Thursday, 14 January 2010

How to fund sport through betting...

News from Australia that Betfair is one of 32 sponsors for the Australian Open which starts on 18th January proves again (if the myriad of Premiership shirt sponsorships from the gambling industry, not to mention deals like Betfair's with Manchester United and Barcelona) how money from betting flows into sport through sponsorship deals that work for both parties, with commercial teams hammering out terms.

It seems pretty obvious. But anyone who has been following the debate in the UK about how sport should get money out of betting will know that while it may be true that individual sporting organisations happily sign deals which land them significant sums of money, attempts to foster commercial relationships between National Governing Bodies of sport (NGBs) and the betting industry have foundered on the fact that sports believe they have a right to money from betting, just for putting on the show; and the betting industry believes it should have something in exchange for whatever cash it outlays.

I've written before, at some length, about why I think the position adopted by sport makes no sense (such as a piece I wrote for the Guardian in December), so I won't reiterate all those arguments. But what I find striking about the agreements we have in Australia (and this latest, with Tennis Australia, is not the only one with an NGB) is the difference in the way that the sports come to the table.

Eighteen months ago, I had lunch with Richard Caborn, the former Sports minister, and Chris Bell, the Ladbrokes CEO. We talked about putting together a Grass Roots Trust for sport, funded by the gambling industry but at arm's length from it (that is, administered by independent Trustees), which we thought could generate something around £3million a year. At the time, that would have meant £10million ahead of London 2012, and our suggestion was that the Trustees, once appointed, might like to consider whether it go towards something in connection with that.

When we suggested it formally to government, we put one condition on it: we wouldn't put money into a Trust only to have a sports levy imposed at the behest of NGBs a short time afterwards.
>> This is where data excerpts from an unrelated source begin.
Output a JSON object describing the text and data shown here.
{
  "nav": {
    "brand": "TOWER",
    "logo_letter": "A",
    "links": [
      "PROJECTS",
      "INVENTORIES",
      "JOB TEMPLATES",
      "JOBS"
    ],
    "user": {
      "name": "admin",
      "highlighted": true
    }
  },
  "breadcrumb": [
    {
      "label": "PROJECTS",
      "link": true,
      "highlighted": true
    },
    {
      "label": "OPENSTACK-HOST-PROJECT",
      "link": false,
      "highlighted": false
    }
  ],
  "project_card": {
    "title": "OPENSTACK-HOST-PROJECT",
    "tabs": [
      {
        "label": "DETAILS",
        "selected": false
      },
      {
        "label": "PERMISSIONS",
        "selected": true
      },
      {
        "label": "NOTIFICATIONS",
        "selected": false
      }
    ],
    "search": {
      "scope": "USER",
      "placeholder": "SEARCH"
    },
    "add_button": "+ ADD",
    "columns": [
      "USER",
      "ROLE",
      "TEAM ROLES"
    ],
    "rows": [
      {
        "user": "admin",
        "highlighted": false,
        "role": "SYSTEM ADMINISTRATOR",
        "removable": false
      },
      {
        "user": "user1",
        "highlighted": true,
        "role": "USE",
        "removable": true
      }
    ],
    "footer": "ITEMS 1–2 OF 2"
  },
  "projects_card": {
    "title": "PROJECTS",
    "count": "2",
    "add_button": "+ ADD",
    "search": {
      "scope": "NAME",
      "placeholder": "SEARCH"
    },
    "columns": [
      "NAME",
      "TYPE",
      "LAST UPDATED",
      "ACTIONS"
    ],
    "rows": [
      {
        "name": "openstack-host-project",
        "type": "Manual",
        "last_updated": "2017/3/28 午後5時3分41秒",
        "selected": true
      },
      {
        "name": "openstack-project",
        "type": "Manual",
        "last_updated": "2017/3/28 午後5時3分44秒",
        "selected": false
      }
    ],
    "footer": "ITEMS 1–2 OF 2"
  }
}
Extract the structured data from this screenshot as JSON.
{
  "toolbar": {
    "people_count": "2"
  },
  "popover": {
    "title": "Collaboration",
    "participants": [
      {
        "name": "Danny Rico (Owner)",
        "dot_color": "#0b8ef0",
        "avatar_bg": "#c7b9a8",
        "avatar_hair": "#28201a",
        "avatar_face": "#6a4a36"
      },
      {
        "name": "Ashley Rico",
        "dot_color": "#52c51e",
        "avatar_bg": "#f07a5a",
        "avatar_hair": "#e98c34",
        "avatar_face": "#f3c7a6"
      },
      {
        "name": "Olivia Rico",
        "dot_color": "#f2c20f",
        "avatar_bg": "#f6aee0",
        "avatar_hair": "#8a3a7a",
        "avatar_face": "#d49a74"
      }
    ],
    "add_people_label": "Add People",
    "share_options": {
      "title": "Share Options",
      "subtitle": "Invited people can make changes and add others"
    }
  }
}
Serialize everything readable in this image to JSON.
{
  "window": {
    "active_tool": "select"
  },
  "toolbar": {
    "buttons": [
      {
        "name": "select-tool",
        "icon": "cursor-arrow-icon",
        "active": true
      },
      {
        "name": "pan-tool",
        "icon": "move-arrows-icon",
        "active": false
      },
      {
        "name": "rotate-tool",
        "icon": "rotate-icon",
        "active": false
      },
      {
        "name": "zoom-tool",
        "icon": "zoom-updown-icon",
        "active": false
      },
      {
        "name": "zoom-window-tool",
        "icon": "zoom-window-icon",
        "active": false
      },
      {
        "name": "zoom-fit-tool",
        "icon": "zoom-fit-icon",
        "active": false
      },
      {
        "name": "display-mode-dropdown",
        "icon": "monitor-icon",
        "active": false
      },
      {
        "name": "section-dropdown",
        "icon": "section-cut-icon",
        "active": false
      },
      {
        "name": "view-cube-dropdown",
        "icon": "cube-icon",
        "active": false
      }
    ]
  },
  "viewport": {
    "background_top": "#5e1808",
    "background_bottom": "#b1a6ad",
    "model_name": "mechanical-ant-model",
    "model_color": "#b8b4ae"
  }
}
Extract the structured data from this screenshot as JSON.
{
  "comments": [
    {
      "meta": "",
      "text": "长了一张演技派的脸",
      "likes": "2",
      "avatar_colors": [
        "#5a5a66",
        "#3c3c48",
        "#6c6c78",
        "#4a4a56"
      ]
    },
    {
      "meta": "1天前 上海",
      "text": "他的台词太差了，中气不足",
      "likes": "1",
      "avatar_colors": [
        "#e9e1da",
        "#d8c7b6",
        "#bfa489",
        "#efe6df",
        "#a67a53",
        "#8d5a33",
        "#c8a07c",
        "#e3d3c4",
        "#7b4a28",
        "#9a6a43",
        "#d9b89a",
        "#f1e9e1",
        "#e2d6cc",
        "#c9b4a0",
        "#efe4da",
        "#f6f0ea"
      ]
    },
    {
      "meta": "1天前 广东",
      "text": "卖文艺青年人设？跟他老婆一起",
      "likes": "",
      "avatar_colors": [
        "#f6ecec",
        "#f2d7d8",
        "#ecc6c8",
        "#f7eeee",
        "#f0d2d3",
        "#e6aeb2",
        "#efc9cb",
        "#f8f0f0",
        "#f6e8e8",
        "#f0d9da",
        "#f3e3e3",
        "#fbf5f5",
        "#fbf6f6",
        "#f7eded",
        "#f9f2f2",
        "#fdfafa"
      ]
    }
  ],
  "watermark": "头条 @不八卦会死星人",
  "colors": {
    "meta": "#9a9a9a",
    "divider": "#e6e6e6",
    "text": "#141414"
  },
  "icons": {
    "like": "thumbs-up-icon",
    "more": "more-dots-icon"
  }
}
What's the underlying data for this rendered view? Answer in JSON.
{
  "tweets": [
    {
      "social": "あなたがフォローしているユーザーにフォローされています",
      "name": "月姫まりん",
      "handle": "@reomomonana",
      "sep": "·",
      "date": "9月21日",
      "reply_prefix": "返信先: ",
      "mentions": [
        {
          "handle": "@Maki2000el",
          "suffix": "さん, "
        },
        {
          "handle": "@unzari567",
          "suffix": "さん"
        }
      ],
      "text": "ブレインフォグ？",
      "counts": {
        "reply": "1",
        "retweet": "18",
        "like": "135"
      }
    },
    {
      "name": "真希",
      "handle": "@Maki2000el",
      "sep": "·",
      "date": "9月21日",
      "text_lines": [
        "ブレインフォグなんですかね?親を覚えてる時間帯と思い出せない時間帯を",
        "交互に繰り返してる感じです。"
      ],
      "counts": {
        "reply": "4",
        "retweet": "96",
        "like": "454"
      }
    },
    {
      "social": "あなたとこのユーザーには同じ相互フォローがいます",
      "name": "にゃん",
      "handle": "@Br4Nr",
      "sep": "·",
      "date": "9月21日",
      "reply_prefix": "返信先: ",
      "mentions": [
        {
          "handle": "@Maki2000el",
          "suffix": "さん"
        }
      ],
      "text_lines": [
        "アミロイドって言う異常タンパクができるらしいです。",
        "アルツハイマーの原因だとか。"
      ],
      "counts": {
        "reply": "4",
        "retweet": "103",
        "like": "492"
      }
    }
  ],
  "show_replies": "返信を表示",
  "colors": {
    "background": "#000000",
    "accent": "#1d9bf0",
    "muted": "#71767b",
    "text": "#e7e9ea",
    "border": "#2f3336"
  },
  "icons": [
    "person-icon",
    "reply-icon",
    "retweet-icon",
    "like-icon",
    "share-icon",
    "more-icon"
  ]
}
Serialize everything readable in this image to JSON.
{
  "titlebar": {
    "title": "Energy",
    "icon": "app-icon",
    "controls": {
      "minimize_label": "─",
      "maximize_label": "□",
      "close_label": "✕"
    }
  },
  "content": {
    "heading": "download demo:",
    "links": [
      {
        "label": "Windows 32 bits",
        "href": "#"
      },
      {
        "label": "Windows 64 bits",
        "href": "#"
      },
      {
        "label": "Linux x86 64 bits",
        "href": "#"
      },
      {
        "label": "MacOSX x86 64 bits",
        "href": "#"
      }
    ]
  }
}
There is a finite pot of money that any gambling operator will spend on sport, and if a levy came about, the Trust would have to be wound up. There was no point in starting something, only to pull it shortly after. So, the condition was that the NGBs should be told clearly that there was to be no sports levy, and should instead accept that betting already supported sport in a number of different ways.

The long and the short of what followed is that nothing happened. The condition was not met, and the Grass Roots Trust idea died a death. The NGBs continue to pursue their quest for a levy, taking their fight to the media, Westminster, and Brussels.

Two months ago, I found myself sitting next to the former Ipswich Chairman David Sheepshanks at a League Managers' Association dinner. Early in the conversation he asked me, "can I get you involved in the National Football Centre?" by which he meant, "will you help to fund it?" I explained to him why we would not get involved with funding sport at that sort of non-commercial level: because we had the threat of the levy hanging over our head, being lobbied for, hard, by the sports. But then I asked him how much he needed. His reply was £5million. Eighteen months had passed since the idea of a sporting trust was mooted, and the National Football Centre was just the sort of thing which it might have funded, had its Trustees decided that the Centre was a better home for it than 2012. The maths hung in the air over our main course.

You might argue that if the sports successfully got a compulsory levy out of betting, through legislation either from Westminster or from Brussels, then the quantum of money raised would dwarf £3million a year. You may be right. But I would suggest that if (for the independent observer who looks at both sides) the argument against a levy is at least as convincing as the argument for it, then it seems a battle not worth fighting - particularly when money is passed up in the interim. Better to reach a deal that works for both sides, since it brings in cash, than to argue a 'right' which is in great dispute.

Perhaps that is the view of the Australians.